I remember a moment of panic on the Sadovaya canal, the first morning I went alone into the center’s beating heart, fearing completely: the city has forgotten me. There is no other way to describe it. It had been nearly five years since I saw it last, and ten years since I first travelled to Saint Petersburg. Suddenly I had a strange feeling I was a character in a story, and not a human being.

The writing journey is forever transformative. As I approach Birch again, with tentative understanding and hope, I am also experimenting with other forms. I want to examine something different, something I never dared write about before.

I want to write about skin and flesh torn open from the carapace of a walled self. I want to put into words the way touch transforms entirely a body that has never known it before.
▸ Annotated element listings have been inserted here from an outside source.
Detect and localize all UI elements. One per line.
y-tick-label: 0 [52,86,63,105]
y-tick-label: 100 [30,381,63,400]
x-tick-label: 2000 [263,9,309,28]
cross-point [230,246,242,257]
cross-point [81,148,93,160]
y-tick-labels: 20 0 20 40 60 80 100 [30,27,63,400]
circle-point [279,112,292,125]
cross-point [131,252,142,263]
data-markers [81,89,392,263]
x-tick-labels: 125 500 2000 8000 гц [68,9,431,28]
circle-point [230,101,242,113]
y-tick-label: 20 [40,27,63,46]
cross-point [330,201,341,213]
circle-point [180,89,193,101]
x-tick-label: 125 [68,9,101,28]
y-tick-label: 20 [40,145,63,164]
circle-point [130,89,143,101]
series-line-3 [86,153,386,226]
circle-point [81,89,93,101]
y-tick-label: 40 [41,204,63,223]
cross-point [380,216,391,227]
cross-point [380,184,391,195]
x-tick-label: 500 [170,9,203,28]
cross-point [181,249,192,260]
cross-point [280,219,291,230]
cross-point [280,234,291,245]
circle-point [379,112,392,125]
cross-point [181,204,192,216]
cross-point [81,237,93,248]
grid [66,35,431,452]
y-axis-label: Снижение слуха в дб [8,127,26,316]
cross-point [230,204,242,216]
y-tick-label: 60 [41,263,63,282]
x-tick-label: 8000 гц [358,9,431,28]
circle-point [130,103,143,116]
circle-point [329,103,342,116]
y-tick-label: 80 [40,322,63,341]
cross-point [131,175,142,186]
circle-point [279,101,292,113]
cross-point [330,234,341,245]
The way a kiss tastes like water.

I think of three writers who have approached this world with honesty and painful self-reflection.

Anaïs Nin (1903-1977), who wrote without fear. “When ordinary life shackles me, I escape, one way or another. No more walls.”

Lee Kofman, who I discovered as The Dangerous Bride. Her most recent work of non-fiction, Imperfect, intimately exploratory, contains too many relatable fragments. I am unable to read more than a few pages at a time. Writing of her self, Kofman examines a “walking, talking deception.” She writes of lovers and their relationship to her body surface, her scars. In my case, it is my mind that is scarred.

And Shu-Ling Chua. In 2018 I happened upon an essay published in Meanjin. It was called Through the Looking Glass (later a winner of the 2018 Woollahra Digital Literary Award).

I had never read a contemporary woman’s account of her sexuality written with such painful, relevant clarity – including the agonising lack of understanding of wants, the shame and confusion of desire as it mingles with fear.

Chua sees her “sexual awakening as a cumulative process, where the physical, psychological and intellectual bleed into one another.” It is a gloriously brave text.

There is a frankness about these written sexualities, so fragile and fraught with cultural and social barricades. Add into the mix the personal, which wracks the tellings into even more dangerous territory.

At the beginning of 2018, I felt broken in every way. Socially, physically, creatively. I was afraid for my future, and began to tend toward settling on an option kept always in secret. I fell apart in jagged, sharp pieces. Looking back, I’ve been asked what changed to buoy me back to the surface – what was the turning point? I’m still uncertain about a definitive answer, though I’m realising one thing:

However it happened, I was the one to put myself back together.